Das Landgericht Düsseldorf ließ sich davon nicht überzeugen und verwarf die Berufung als unzulässig, weil keine formgerechte fristgerechte Begründung vorlag. Die per Fax eingereichte Begründung genügte nicht der Form des § 130d ZPO, und die Voraussetzungen einer zulässigen Ersatzeinreichung waren nicht glaubhaft gemacht. Insbesondere liege kein unvorhersehbares Ereignis vor – vielmehr habe die Anwältin versäumt, ihre beA-Karte rechtzeitig zu kontrollieren bzw. zu aktualisieren, was der Mandantschaft nach § 85 Abs. 2 ZPO als Anwaltsverschulden zuzurechnen sei.

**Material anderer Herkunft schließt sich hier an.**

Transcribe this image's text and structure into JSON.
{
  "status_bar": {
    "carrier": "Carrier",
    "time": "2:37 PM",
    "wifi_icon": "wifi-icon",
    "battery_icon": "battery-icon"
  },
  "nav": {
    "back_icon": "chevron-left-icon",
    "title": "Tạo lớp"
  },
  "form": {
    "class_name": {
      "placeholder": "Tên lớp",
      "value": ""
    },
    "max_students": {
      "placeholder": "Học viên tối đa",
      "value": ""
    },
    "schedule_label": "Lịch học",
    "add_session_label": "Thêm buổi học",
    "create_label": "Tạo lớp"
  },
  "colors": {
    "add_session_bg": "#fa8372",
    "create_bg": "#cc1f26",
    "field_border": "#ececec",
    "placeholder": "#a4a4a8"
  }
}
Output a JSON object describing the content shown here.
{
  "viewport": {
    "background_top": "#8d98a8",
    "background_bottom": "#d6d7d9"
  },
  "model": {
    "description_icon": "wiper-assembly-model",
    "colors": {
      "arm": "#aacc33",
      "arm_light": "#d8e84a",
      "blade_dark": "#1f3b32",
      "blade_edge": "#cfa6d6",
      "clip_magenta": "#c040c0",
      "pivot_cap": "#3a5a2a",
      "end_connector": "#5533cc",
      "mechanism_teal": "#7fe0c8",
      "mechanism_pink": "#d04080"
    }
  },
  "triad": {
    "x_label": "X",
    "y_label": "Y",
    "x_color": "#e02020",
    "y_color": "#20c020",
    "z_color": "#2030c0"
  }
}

Entscheidung des BGH: Keine Wiedereinsetzung bei eigener Versäumnis
Der BGH bestätigte die strenge Linie der Vorinstanz und wies die Rechtsbeschwerde zurück. Dabei betonte der VIII. Zivilsenat erneut Grundsätzliches zum elektronischen Rechtsverkehr:
- E-Filing ist die Regel, Fax die Ausnahme: Nach § 130d ZPO muss ein Anwalt elektronisch einreichen; eine Ersatzeinreichung auf anderem Weg ist nur bei einer echten, vorübergehenden technischen Störung zulässig. Die Hürden hierfür sind hoch, um den Verpflichtungscharakter der elektronischen Einreichung nicht auszuhöhlen.

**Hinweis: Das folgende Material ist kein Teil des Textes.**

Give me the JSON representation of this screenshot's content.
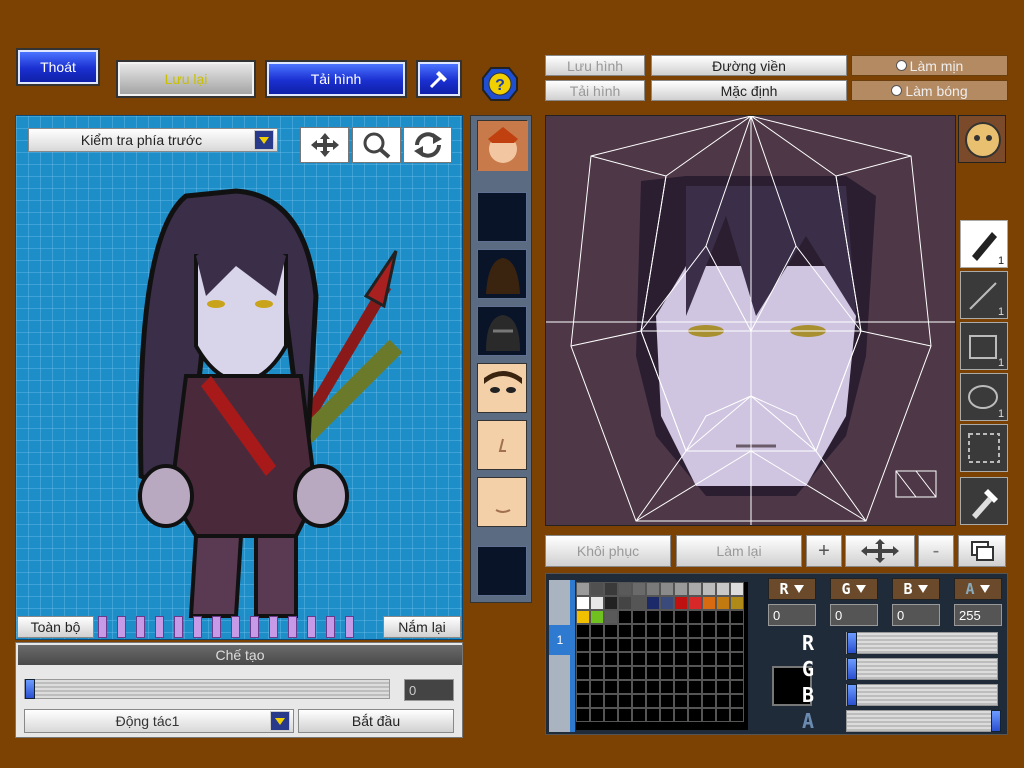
{
  "top_buttons": {
    "exit": "Thoát",
    "save": "Lưu lại",
    "load": "Tải hình"
  },
  "left_panel": {
    "view_select": "Kiểm tra phía trước",
    "all_label": "Toàn bộ",
    "grab_label": "Nắm lại",
    "create_title": "Chế tạo",
    "create_value": "0",
    "action_select": "Động tác1",
    "start_button": "Bắt đầu"
  },
  "editor": {
    "save_image": "Lưu hình",
    "load_image": "Tải hình",
    "outline": "Đường viền",
    "default": "Mặc định",
    "smooth": "Làm mịn",
    "shade": "Làm bóng",
    "restore": "Khôi phục",
    "redo": "Làm lại"
  },
  "color": {
    "channels": [
      "R",
      "G",
      "B",
      "A"
    ],
    "values": [
      "0",
      "0",
      "0",
      "255"
    ],
    "slider_labels": [
      "R",
      "G",
      "B",
      "A"
    ],
    "current": "#000000",
    "palette": [
      "#9a9a9a",
      "#505050",
      "#3a3a3a",
      "#5a5a5a",
      "#6a6a6a",
      "#7a7a7a",
      "#8a8a8a",
      "#9a9a9a",
      "#aaaaaa",
      "#bbbbbb",
      "#c8c8c8",
      "#dddddd",
      "#ffffff",
      "#e8e8e8",
      "#222222",
      "#444444",
      "#555555",
      "#1c2a6a",
      "#3a4a7a",
      "#c01010",
      "#d82828",
      "#d86a10",
      "#c07a10",
      "#b08a18",
      "#f0c000",
      "#70c020",
      "#5a5a5a"
    ]
  },
  "tools": [
    "pen-tool",
    "line-tool",
    "rect-tool",
    "ellipse-tool",
    "select-tool",
    "eyedropper-tool"
  ],
  "tool_sizes": [
    "1",
    "1",
    "1",
    "1"
  ]
}
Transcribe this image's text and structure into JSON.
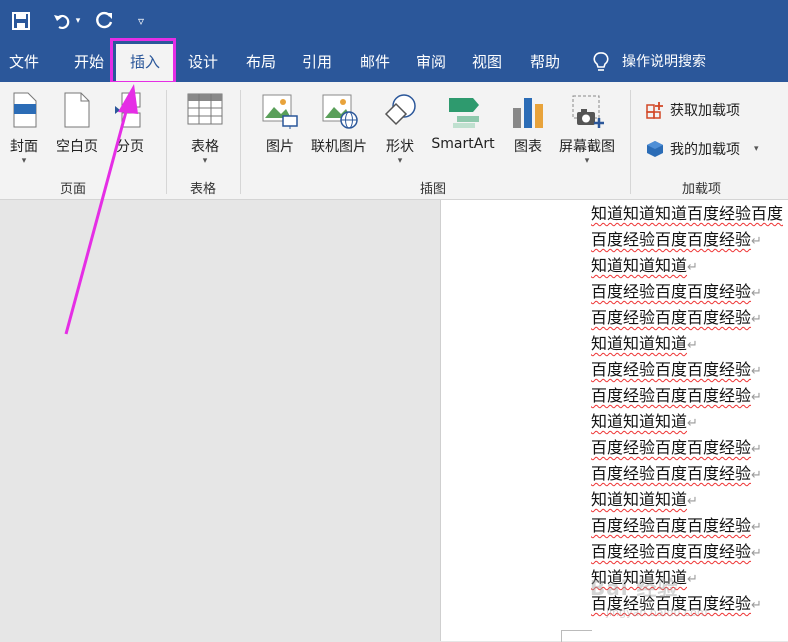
{
  "qat": {
    "save_icon": "save-icon",
    "undo_icon": "undo-icon",
    "redo_icon": "redo-icon",
    "customize_icon": "customize-qat-icon"
  },
  "tabs": [
    {
      "label": "文件"
    },
    {
      "label": "开始"
    },
    {
      "label": "插入"
    },
    {
      "label": "设计"
    },
    {
      "label": "布局"
    },
    {
      "label": "引用"
    },
    {
      "label": "邮件"
    },
    {
      "label": "审阅"
    },
    {
      "label": "视图"
    },
    {
      "label": "帮助"
    }
  ],
  "search": {
    "label": "操作说明搜索"
  },
  "ribbon": {
    "pages": {
      "group_label": "页面",
      "cover": "封面",
      "blank": "空白页",
      "break": "分页"
    },
    "table": {
      "group_label": "表格",
      "table": "表格"
    },
    "illustrations": {
      "group_label": "插图",
      "picture": "图片",
      "online_picture": "联机图片",
      "shapes": "形状",
      "smartart": "SmartArt",
      "chart": "图表",
      "screenshot": "屏幕截图"
    },
    "addins": {
      "group_label": "加载项",
      "get": "获取加载项",
      "my": "我的加载项"
    }
  },
  "document": {
    "lines": [
      "知道知道知道百度经验百度",
      "百度经验百度百度经验",
      "知道知道知道",
      "百度经验百度百度经验",
      "百度经验百度百度经验",
      "知道知道知道",
      "百度经验百度百度经验",
      "百度经验百度百度经验",
      "知道知道知道",
      "百度经验百度百度经验",
      "百度经验百度百度经验",
      "知道知道知道",
      "百度经验百度百度经验",
      "百度经验百度百度经验",
      "知道知道知道",
      "百度经验百度百度经验"
    ],
    "para_mark": "↵"
  },
  "watermark": {
    "text": "Bai 经验",
    "sub": "jingyan.baidu.com"
  }
}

- Technische Ausstattung ist Anwaltsaufgabe: Anwälte müssen alle erforderlichen technischen Einrichtungen funktionsbereit halten. Insbesondere die beA-Karte als Zugangsmedium muss gültig und einsatzfähig sein. Wer Ablaufdaten, Zertifikatsumstellungen oder nötige Freischaltungen der beA-Karte nicht im Blick behält, kann sich nicht erfolgreich auf “technische Gründe” berufen – und riskiert einen endgültigen Rechtsverlust. Mit anderen Worten: Läuft die eigene Karte ab oder wird durch eine Zertifikatsänderung ungültig, ist das kein externer “technischer Defekt”, sondern eigenes Organisationsverschulden.

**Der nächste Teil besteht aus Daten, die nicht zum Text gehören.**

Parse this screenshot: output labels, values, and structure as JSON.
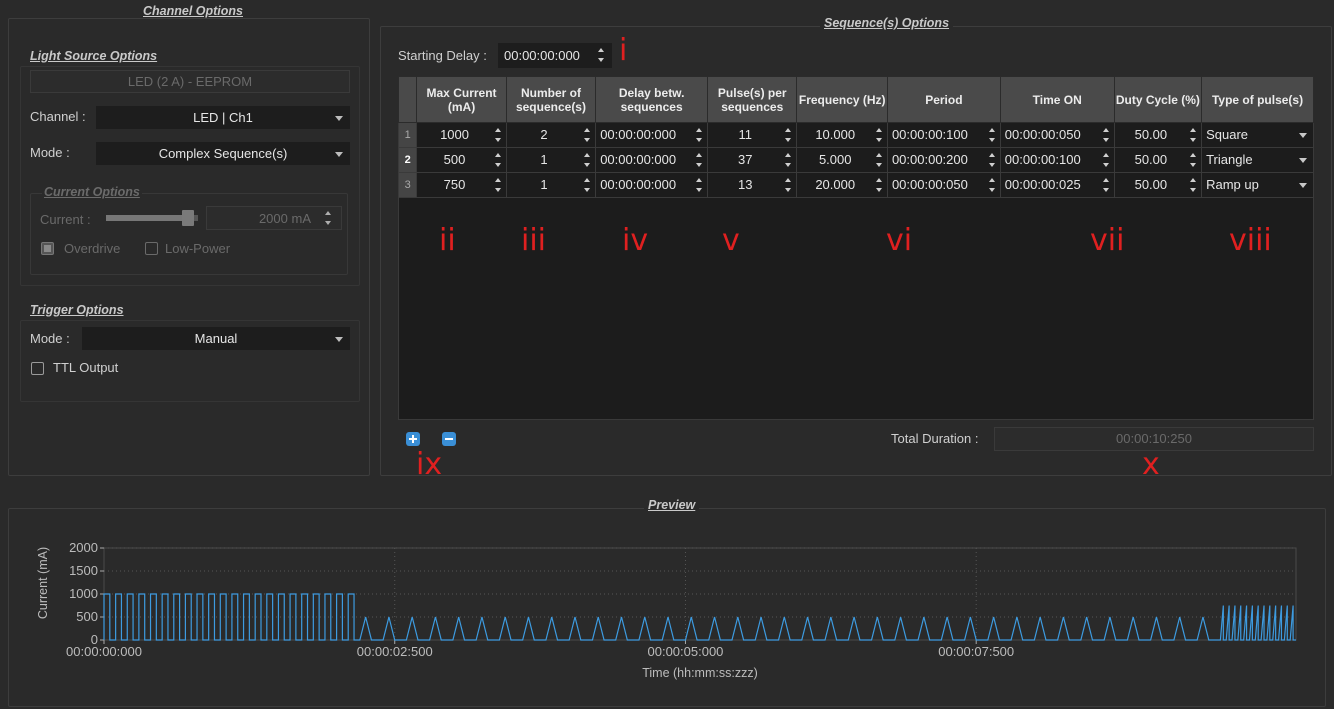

- Glaubhaftmachung erfordert konkreten Vortrag: Wer sich auf § 130d Satz 2 ZPO beruft, muss die Unmöglichkeit der elektronischen Übermittlung substantiiert darlegen und glaubhaft machen. Im vorliegenden Fall bemängelte der BGH, dass der Fax-Schriftsatz vom 14.08.2024 lediglich pauschal eine „Softwareaktualisierung“ und eine „nicht funktionierende“ beA-Karte erwähnte – ohne offenzulegen, ob die Karte überhaupt gültig war oder worin genau das Problem bestand. Eine so vage Erklärung genügt den Anforderungen nicht. Vielmehr verlangt die Rechtsprechung eine aus sich heraus verständliche, in sich geschlossene Schilderung des technischen Problems nebst einer anwaltlichen Versicherung der Richtigkeit.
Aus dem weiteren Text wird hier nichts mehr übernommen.